I wanted to delve deeper into the data consistency side of things as most object storage platforms still operate in an “eventually-consistent” model, which would require a strong consistency model built into LucidLink for conflict resolution, which is critical for it to be used reliably for certain use cases. I wanted to know exactly how it works but time constraints didn’t allow for it so maybe some other time.
George also talked about using parallel TCP streams with flow-control to optimise the communication which also means the more bandwidth one has to the Internet, the more responsive the storage experience is. Other technical details were also discussed so I’d recommend watching the video to learn more.
It’s not unusual to see the progression in one area of technology, enabling progress in another area. This is no different. File system protocols of early days, don’t translate well to the cloud and the reverse has been true for object-based storage too. However, separation of metadata from the data itself and the availability of reliable high-speed connectivity has enabled LucidLink to bridge this gap and create this solution that provides global file systems access with the durability and cost-effectiveness of object storage.
Being a completely software-based also helps the cause greatly as it makes deployment, configuration and integration quick and easy. However, I am unsure as to how many customers will actually take advantage of the global namespace feature as it is likely to cause them reconfiguration/modification of their applications in order to take full advantage of the global namespace.

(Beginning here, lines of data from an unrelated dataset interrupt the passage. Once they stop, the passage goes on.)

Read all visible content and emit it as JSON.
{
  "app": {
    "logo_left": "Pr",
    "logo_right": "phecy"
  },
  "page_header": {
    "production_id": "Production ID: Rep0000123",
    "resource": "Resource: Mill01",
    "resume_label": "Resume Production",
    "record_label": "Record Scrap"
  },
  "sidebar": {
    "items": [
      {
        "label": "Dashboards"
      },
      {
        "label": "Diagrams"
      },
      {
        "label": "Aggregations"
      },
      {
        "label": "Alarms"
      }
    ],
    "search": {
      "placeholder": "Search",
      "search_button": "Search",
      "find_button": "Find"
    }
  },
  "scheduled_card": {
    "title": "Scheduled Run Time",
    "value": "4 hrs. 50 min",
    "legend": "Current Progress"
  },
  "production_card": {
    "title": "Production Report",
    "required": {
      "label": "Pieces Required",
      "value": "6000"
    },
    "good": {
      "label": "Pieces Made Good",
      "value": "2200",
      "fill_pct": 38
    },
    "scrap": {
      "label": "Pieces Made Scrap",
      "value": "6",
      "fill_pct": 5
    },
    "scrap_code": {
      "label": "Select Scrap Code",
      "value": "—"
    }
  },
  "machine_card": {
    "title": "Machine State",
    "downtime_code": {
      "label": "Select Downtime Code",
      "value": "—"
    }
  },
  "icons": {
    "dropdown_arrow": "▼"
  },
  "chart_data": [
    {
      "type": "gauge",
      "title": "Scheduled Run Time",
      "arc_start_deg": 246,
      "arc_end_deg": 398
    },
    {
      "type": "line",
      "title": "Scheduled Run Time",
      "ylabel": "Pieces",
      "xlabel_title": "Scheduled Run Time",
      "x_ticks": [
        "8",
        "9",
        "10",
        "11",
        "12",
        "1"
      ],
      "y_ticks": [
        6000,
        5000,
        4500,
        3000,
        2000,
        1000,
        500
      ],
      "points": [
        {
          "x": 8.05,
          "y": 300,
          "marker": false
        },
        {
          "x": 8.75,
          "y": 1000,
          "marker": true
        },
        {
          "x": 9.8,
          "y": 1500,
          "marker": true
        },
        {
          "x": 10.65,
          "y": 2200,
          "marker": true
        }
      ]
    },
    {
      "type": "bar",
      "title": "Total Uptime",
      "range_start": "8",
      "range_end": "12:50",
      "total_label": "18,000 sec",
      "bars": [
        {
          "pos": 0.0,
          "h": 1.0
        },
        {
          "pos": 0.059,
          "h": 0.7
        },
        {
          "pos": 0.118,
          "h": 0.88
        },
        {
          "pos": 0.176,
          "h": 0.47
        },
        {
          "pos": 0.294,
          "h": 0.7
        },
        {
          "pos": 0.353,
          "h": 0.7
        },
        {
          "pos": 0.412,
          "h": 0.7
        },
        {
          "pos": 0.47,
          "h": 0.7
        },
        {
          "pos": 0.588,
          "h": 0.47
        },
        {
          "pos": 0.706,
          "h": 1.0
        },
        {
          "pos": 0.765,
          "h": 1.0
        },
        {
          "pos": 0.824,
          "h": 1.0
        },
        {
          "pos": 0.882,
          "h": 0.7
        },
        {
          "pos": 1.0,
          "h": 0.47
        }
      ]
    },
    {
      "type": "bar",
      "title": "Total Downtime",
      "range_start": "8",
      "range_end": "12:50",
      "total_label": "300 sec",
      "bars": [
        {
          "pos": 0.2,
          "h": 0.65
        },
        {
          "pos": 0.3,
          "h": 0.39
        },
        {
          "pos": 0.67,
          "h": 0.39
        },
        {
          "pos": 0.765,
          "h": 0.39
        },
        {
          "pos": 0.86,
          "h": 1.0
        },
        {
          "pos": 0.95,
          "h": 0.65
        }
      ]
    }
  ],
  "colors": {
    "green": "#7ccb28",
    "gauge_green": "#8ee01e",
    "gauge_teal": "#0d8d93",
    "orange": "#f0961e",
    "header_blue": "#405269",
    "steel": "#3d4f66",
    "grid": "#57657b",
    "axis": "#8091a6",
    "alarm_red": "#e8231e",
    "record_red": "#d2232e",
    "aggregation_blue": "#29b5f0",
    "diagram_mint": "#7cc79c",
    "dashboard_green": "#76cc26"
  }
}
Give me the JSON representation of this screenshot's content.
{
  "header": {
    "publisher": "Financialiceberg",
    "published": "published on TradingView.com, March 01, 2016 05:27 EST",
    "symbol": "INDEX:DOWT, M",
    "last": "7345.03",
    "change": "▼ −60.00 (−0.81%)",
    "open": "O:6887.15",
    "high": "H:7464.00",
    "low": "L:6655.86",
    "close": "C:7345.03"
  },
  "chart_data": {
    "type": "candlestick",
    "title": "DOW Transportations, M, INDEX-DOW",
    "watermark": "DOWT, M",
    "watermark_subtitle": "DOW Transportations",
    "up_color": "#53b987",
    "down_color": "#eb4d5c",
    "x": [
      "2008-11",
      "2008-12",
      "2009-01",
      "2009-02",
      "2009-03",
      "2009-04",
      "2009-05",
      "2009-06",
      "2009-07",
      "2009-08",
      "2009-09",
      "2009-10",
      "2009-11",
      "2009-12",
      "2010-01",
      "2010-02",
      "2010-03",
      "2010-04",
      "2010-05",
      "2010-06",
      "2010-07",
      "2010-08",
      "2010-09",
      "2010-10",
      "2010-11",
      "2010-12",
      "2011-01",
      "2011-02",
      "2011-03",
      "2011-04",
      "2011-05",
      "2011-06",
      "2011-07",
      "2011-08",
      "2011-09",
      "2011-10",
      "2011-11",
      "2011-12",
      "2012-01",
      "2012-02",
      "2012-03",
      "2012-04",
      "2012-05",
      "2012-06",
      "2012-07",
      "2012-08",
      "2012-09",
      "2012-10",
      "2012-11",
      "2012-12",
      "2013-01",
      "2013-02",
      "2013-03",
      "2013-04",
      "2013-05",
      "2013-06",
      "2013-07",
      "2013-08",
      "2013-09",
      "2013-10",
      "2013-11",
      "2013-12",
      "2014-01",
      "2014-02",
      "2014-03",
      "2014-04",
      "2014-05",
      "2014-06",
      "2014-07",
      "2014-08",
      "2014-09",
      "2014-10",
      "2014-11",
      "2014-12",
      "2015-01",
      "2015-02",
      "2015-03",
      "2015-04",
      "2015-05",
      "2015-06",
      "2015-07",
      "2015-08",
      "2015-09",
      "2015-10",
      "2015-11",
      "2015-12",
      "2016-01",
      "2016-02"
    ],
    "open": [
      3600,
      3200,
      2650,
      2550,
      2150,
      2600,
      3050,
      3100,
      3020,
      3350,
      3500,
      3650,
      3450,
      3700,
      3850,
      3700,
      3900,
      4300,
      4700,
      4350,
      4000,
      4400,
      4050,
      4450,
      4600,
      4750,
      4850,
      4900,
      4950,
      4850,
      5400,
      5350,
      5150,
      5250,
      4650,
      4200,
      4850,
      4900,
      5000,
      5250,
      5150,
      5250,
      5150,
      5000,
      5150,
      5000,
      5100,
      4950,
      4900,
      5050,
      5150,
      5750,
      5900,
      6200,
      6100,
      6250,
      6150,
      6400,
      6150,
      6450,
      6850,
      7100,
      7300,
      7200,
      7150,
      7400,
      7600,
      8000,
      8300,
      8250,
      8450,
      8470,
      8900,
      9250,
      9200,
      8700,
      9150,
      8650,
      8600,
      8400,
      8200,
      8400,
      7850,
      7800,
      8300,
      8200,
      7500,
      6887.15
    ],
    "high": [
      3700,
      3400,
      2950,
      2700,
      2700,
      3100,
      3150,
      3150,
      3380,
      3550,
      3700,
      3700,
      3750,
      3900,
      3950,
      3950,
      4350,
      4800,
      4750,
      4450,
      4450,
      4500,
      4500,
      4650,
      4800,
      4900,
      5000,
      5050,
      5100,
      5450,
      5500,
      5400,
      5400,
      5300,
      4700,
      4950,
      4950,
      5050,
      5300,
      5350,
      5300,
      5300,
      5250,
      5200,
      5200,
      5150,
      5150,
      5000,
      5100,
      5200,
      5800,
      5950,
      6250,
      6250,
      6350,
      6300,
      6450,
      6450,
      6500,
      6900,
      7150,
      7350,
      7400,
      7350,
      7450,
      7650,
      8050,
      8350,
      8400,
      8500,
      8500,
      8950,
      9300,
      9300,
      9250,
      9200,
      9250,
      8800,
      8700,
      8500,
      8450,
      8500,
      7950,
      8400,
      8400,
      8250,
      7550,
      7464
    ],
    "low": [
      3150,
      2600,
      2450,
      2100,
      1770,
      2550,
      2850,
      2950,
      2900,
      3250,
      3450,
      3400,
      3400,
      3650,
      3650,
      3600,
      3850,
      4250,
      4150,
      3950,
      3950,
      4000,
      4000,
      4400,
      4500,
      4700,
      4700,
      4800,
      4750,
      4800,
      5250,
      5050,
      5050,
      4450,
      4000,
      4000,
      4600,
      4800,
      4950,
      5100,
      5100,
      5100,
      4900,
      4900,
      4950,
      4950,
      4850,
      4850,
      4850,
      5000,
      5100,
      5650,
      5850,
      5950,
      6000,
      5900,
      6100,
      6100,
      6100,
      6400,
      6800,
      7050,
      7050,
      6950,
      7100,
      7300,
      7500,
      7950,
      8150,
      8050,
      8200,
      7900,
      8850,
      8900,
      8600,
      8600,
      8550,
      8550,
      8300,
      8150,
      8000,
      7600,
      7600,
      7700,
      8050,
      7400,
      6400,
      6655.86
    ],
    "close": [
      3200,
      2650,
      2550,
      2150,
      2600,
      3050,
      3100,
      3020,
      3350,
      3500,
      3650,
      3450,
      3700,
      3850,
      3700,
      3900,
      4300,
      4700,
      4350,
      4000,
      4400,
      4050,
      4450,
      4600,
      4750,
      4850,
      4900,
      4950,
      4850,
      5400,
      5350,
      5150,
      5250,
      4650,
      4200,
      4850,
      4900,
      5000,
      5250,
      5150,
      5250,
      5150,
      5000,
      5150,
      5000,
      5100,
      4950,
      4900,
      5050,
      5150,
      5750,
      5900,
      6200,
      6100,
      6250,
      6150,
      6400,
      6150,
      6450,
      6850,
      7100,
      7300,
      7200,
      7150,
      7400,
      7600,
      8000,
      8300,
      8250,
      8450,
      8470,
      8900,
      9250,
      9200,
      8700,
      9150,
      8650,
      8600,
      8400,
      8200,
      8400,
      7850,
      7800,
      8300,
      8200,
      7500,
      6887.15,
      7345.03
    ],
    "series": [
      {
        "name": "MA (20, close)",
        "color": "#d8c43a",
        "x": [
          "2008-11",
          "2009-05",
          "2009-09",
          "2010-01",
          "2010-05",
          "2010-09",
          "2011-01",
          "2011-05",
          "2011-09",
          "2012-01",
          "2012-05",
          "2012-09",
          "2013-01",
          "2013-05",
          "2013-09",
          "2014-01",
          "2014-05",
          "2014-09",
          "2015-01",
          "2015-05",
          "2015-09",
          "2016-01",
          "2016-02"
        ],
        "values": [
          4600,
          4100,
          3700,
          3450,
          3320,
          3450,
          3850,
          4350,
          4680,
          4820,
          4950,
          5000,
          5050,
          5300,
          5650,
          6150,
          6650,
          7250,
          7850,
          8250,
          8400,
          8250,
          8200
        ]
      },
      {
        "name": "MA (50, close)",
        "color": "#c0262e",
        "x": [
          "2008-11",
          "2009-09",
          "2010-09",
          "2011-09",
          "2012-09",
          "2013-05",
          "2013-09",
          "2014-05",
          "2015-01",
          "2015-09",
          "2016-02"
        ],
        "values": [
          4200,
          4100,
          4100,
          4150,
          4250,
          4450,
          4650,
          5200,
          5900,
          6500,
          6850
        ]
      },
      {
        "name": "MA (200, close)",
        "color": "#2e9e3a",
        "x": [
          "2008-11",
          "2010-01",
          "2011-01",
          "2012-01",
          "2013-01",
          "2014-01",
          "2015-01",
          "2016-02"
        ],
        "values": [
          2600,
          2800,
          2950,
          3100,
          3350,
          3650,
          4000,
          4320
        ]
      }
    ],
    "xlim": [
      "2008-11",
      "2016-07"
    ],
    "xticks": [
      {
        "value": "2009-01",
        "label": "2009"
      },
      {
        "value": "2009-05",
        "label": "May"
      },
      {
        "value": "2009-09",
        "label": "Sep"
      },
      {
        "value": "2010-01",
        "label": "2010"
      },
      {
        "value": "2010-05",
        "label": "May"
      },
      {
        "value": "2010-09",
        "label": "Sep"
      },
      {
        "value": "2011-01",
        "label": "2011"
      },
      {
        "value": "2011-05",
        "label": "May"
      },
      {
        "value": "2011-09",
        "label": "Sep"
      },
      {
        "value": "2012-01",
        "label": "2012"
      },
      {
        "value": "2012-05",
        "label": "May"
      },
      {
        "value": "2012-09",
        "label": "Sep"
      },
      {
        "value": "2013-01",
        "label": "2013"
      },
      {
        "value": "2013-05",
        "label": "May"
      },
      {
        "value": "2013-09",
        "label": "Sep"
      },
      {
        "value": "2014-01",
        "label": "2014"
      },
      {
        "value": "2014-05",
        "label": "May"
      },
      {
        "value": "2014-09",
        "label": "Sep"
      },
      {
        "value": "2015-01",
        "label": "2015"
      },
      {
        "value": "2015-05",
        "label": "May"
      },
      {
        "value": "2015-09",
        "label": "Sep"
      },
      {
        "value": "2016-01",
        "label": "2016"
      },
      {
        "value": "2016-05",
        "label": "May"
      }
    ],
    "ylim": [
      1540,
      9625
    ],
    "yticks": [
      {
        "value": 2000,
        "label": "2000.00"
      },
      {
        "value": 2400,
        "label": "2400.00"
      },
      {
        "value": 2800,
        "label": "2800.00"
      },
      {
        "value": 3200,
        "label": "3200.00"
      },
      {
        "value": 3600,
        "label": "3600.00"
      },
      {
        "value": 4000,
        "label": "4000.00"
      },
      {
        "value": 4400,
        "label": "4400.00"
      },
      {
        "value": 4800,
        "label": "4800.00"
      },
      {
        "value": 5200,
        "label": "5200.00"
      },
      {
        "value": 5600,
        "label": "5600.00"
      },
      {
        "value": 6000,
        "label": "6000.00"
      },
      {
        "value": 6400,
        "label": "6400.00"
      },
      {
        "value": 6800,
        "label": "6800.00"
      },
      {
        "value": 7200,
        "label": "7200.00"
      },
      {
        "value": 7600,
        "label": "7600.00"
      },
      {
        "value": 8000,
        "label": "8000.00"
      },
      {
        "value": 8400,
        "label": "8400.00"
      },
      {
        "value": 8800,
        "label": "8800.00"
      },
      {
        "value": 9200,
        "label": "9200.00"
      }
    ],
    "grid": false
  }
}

The solution also needs some maturing and roadmap items do show that LucidLink is working towards it e.g. enterprise authentication mechanisms, deeper protocol level controls, better scaling (when going beyond millions of files) etc.
All that said, LucidLink Filespaces is indeed a clever piece of software that does tick a lot of boxes. Every application might not agree with it but it does look like the right answer for many others.
Disclaimer: As is customary for Tech Field Day delegates (and just in case), I would like to say that while Gestalt IT paid for my travel, accommodation etc. to attend Cloud Field Day 6, I am not being paid or asked to write anything either good or bad about any of the companies that presented at the event.